Benmessaoud

IL EST LE PREMIER MINISTRE EN FONCTION À ÊTRE AUDITIONNÉ PAR LA COUR SUPRÊME : Abdelkader Benmessaoud mis en liberté provisoire

Le bal des ministres convoqués par la Cour suprême s’est poursuivi hier. En effet, pour la première fois depuis la mise en marche de la machine judicaire, un ministre en fonction a été convoqué par cette haute juridiction. Il s’agit de l’actuel ministre du Tourisme, Abdelkader Benmessaoud, qui a comparu devant le juge enquêteur de la Cour Suprême. Après son audition, le conseiller enquêteur près la Cour suprême à Alger a ordonné la mise en liberté provisoire du ministre du Tourisme.

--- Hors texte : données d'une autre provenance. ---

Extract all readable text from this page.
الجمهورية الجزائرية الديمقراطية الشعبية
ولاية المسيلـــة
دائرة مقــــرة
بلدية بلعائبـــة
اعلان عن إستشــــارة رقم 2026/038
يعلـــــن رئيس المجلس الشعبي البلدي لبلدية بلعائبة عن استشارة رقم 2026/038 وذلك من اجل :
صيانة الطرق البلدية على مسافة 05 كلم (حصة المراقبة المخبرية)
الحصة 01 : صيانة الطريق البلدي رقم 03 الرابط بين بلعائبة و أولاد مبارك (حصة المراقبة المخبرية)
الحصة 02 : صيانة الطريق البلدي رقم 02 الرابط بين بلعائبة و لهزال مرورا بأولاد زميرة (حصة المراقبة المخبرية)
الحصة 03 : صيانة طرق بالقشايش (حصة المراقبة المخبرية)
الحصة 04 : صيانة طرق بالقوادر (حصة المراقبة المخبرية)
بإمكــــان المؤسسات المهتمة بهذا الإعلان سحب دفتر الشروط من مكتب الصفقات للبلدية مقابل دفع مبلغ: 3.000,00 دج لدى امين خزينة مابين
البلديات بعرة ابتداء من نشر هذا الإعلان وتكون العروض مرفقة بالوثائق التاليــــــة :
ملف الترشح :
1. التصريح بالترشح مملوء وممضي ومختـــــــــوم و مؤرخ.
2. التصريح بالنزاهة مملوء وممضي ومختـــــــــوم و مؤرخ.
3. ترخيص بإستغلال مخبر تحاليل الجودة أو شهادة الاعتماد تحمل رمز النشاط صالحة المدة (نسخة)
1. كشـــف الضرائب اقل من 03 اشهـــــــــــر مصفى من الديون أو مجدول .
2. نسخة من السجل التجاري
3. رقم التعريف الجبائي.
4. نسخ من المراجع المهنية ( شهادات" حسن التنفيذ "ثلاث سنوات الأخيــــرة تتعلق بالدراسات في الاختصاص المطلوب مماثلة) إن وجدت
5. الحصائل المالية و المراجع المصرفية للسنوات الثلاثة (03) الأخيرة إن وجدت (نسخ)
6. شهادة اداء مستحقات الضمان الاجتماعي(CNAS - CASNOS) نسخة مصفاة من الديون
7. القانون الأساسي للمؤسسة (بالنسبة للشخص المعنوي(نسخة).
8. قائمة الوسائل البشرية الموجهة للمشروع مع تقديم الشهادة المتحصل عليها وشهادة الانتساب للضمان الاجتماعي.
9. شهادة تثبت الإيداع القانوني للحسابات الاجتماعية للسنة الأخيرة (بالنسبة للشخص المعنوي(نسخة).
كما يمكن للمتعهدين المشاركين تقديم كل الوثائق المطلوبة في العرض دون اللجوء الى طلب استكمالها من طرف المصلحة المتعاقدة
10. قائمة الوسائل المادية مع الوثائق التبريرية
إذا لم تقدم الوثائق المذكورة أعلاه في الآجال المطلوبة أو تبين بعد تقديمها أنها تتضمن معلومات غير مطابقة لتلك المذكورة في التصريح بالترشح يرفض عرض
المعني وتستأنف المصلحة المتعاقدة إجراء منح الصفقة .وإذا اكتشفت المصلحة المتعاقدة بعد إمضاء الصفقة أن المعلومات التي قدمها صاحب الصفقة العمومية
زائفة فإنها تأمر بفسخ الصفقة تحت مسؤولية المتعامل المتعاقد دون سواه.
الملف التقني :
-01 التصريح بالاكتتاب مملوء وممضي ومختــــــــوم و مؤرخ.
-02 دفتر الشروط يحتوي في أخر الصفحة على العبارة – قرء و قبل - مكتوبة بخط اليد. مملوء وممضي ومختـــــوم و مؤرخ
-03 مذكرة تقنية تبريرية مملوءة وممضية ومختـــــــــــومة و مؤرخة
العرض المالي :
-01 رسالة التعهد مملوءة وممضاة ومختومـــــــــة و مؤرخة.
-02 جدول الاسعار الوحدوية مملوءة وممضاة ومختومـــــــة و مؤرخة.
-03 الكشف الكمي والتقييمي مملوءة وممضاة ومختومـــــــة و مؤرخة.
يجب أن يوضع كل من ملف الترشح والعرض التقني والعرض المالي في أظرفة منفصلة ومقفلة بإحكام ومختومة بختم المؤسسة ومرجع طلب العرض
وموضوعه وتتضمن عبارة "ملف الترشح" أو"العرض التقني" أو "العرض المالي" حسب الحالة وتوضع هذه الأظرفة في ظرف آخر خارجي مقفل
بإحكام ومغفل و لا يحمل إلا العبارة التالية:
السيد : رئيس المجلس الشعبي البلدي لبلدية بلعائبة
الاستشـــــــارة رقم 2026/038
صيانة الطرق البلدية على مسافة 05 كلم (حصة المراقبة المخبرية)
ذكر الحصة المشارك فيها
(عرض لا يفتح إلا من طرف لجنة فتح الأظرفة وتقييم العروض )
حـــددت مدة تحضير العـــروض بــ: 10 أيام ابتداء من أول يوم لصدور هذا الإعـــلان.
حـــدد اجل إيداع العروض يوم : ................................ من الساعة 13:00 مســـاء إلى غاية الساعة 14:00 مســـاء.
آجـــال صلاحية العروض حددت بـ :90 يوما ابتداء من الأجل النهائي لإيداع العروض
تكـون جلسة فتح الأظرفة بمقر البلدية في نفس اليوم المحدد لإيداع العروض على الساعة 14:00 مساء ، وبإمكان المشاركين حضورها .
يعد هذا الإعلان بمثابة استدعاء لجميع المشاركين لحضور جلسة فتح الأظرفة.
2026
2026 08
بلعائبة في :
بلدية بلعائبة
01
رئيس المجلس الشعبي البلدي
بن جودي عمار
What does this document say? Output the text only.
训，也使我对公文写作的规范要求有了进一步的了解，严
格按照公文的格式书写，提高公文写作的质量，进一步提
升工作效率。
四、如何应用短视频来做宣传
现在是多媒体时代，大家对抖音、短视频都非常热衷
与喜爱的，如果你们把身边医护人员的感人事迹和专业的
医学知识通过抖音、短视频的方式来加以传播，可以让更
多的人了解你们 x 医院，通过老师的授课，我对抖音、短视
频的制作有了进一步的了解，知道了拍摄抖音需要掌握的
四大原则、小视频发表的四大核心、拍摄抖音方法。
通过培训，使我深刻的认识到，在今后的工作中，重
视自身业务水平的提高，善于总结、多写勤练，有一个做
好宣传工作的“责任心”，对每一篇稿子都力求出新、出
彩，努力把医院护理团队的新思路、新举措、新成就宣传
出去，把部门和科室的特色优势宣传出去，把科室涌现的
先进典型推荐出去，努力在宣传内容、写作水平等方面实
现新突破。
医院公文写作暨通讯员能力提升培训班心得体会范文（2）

Selon la Radio nationale, le ministre a été entendu dans le cadre de l’affaire MahieddineTahkout. Ce dernier est poursuivi dans cette affaire en sa qualité d’ancien wali de la wilaya de Tissemsilt. En effet, Benmassoud aurait octroyé des terrains à caractère agricole à MahieddineTahkout, qu’il a transformé en hangars, selon les explications de la Radio nationale.
Pour rappel, le parquet général près la Cour d’Alger avait transmis le 19 juin dernier, au procureur général près la Cour suprême, le dossier d’enquête préliminaire instruite par la police judiciaire de la Gendarmerie nationale d’Alger, pour des faits à caractère pénal, à l’encontre de MahieddineTahkout et d’autres mis en cause, dans le volet relatif aux cadres et hauts fonctionnaires.
Sous mandat de dépôt depuis le 10 juin à la prison d’El Harrach, la chute de l’homme d’affaires, qui avait le quasi-monopole sur le transport universitaire et avait lancé une usine de montage automobiles Hyundai, a déjà éclaboussé plusieurs personnalités politiques; à l’image de Ahmed Ouyahia, l’ex-Premier ministre, l’ancien ministre de l’Industrie; Youcef Yousfi, placés sous mandat de dépôt, sans oublier l’ancien ministre des Transports, Abdelghani Zaâlane, placé, quant à lui, sous contrôle judiciaire. Six walis, dont deux en exercice ; à savoir : Mohamed Djamel Khenfar, wali d’El Bayadh et Sif El Islam Louh, wali de Saïda, sont également cités dans cette affaire. Abdelkader Zoukh, ex-wali d’Alger, Djeloul Boukarabila, ex-wali de Saïda, Abd Allah Benmansour, ex-wali d’El Bayadh et Fouzi Benhocine, ex-wali de Chlef et de Skikda, sont les anciens walis cités dans cette affaire. L’autre ministre qui a été convoqué, hier par la Cour suprême, est l’ancien ministre des finances ; Karim Djoudi qui, a comparu devant le juge enquêteur de cette haute juridiction, à en croire des médias privés. Karim Djoudi avait déjà comparu devant le juge enquêteur de la Cour Suprême pour octroi d’indus avantages et dilapidation des deniers publics dans le cadre de l’affaire Ali Haddad. Il avait été placé sous contrôle judiciaire le mois passé. Il a quitté la Cour Suprême libre mais reste sous contrôle judiciaire.
L’audition des ministres par la Cour suprême répond aux dispositions de l’article 573 du Code de procédure pénale. Ils bénéficient de la règle du privilège de juridiction compte tenu de leurs fonctions au moment des faits. Visiblement, la justice passe à la vitesse supérieure en mettant en accusation des ministres et des walis en fonction.
En effet, depuis le début du mouvement populaire pacifique, seuls les anciens ministres étaient convoqués à la Cour suprême.